Inconnue du grand public il y a dix ans, la marque chinoise est devenue le deuxième plus gros vendeur de smartphones dans le monde, devant la firme à la pomme. Et ses ambitions ne s’arrêtent pas là.
La scène se passe au centre de congrès ExCel de Londres (Grande-Bretagne), pendant la présentation du Mate 20 Pro,
le tout dernier smartphone de Huawei. « One more… big thing ! », lance
Richard Yu, dans un rictus. Ce n’est pas la première fois que le PDG de
la division grand public du géant chinois singe le gimmick de Steve
Jobs, le patron d’Apple, qui avait l’habitude d’annoncer « un truc en
plus » à la fin de ses conférences.
Toiser la firme américaine à
la pomme ? Il y a quelques années, l’idée était impensable. Ce n’est
plus le cas. Huawei joue désormais dans la cour des grands. Elle s’est même payé le luxe de détrôner Apple,
éternel numéro deux des ventes depuis 2010, derrière le coréen Samsung.

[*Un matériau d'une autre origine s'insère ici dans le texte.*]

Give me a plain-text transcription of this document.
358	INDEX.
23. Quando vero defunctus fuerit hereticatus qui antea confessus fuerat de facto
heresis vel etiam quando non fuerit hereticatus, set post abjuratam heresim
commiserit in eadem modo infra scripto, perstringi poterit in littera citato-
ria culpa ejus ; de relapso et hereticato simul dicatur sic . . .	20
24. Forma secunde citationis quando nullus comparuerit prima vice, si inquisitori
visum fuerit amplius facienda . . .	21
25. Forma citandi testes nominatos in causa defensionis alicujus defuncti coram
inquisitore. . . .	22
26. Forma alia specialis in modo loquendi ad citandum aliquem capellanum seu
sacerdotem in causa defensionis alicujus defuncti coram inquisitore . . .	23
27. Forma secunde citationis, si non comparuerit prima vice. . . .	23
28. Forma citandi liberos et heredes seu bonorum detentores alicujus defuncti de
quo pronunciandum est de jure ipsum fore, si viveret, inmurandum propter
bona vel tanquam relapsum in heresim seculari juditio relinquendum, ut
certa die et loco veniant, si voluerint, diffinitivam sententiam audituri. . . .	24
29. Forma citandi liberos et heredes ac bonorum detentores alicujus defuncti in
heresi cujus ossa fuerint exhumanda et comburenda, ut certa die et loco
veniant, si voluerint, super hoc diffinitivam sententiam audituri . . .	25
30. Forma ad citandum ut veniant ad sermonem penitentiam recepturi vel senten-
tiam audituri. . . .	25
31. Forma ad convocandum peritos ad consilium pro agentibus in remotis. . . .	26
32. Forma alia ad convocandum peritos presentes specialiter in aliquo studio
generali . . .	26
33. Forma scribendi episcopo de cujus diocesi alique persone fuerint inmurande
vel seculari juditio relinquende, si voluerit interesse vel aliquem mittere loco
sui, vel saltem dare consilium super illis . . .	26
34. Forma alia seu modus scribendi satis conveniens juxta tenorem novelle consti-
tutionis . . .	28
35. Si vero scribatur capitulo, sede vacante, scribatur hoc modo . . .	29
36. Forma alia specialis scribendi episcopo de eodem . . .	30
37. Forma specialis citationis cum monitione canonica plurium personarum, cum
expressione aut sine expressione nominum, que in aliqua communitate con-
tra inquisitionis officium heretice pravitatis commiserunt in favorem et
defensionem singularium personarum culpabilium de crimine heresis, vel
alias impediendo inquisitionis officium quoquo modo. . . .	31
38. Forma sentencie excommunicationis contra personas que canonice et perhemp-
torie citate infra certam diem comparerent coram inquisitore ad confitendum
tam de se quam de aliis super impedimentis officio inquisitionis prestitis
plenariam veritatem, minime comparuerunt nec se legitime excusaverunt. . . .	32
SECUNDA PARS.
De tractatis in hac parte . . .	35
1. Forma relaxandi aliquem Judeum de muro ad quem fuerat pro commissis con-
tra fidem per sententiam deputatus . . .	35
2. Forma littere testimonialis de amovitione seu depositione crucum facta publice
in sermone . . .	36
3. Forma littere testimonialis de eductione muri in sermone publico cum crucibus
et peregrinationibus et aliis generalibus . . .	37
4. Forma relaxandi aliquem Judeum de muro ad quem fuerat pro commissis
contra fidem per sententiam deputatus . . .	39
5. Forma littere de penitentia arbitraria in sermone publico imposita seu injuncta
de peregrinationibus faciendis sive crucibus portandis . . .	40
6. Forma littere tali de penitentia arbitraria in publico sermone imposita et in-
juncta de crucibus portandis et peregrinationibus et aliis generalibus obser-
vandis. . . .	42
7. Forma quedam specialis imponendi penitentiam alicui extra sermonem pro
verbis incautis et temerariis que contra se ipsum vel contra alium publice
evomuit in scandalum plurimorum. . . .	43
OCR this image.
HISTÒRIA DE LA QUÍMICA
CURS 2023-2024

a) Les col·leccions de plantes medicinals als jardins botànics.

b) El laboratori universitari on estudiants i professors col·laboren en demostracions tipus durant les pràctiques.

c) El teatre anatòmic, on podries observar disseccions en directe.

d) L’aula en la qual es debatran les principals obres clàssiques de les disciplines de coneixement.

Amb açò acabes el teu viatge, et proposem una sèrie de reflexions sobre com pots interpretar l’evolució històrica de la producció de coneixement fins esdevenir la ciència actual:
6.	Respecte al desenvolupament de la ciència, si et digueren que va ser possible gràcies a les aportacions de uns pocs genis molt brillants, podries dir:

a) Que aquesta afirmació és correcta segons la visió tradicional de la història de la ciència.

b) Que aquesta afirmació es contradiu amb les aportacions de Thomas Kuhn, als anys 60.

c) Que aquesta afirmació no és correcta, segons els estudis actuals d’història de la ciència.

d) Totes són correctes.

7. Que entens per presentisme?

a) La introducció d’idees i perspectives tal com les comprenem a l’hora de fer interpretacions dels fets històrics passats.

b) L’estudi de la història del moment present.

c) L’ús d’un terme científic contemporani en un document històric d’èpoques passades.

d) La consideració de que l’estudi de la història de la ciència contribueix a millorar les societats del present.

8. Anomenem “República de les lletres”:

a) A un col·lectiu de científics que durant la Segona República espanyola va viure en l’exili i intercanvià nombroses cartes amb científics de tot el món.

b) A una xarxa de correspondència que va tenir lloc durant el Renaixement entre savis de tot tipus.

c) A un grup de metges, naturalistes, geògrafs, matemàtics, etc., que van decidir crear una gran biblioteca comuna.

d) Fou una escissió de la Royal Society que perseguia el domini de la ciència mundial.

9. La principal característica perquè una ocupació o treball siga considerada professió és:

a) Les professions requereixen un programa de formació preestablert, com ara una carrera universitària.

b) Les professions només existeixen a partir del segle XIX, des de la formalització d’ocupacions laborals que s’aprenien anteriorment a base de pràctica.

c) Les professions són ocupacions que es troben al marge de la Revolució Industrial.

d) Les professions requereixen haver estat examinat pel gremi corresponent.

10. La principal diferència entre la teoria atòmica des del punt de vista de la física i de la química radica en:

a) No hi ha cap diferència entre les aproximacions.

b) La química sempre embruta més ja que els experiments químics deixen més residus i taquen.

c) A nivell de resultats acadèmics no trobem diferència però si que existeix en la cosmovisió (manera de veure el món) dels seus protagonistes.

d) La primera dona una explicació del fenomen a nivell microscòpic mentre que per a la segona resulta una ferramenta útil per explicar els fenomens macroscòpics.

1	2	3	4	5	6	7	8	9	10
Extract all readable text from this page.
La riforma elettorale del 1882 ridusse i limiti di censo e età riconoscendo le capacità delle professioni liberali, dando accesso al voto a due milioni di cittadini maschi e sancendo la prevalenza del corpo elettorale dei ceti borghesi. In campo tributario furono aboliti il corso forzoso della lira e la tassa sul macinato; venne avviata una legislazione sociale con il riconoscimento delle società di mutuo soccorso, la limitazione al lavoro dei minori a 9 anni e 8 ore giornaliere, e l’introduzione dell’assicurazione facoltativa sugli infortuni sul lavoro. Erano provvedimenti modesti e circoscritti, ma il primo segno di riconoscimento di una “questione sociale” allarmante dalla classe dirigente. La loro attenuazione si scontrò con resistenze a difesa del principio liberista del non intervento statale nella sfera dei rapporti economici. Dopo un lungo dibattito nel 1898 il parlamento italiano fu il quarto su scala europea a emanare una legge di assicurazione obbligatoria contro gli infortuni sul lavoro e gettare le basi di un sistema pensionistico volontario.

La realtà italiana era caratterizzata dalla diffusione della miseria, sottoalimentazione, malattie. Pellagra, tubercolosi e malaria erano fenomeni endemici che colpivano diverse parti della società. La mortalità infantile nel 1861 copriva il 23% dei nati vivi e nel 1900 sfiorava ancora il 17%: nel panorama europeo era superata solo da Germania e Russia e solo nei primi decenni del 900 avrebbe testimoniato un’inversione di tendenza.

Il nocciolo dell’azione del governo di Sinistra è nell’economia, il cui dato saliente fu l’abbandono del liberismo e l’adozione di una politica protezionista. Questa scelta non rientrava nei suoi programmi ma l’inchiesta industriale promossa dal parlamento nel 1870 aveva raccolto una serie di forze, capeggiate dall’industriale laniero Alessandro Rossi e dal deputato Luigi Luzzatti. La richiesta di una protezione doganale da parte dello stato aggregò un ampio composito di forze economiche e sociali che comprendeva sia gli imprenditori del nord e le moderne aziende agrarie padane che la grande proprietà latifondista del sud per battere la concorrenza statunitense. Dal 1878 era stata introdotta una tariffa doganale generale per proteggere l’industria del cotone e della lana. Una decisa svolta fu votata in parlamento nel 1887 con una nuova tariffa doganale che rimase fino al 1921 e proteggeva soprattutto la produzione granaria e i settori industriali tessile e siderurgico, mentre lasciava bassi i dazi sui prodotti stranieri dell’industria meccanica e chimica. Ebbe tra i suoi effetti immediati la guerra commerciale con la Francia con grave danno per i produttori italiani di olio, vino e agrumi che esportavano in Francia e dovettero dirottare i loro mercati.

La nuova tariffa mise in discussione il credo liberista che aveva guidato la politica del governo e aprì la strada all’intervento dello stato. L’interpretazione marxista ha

Elle peut également se targuer d’être la seule société de l’Empire du
Milieu à figurer dans le classement des marques mondiales les plus
valorisées de l’année, selon Forbes, à 8,4 Mds$.

Créé
en 1987, à Shenzhen, en Chine, Huawei Technologies n’est pas une
nouvelle venue dans le monde des nouvelles technologies. Jusqu’à la fin
des années 2000, elle fournit du matériel et des logiciels pour les
réseaux des opérateurs mobiles. Elle fabrique aussi des téléphones mais
en sous-marin et laisse le soin à ces mêmes opérateurs (Bouygues, SFR et
Orange) d’y apposer leur marque.
A l’assaut du géant Samsung
Fort
de cette expérience, le « petit » chinois décide de s’émanciper et
lance en France, fin 2009, le U8230, son tout premier modèle au monde à
porter son logo en forme de fleur rouge aux pétales ouverts. Le
challenge est loin d’être gagné. Il faut d’abord s’attaquer à la
notoriété de la marque, inexistante à l’époque, tout en habituant les
Français à prononcer correctement Huawei (il faut dire « wouawai »).
Pour
réussir son pari, l’entreprise investit également massivement pour
contrer la mauvaise réputation des entreprises chinoises, le plus
souvent accusées de copier les meilleurs tout en cassant les prix.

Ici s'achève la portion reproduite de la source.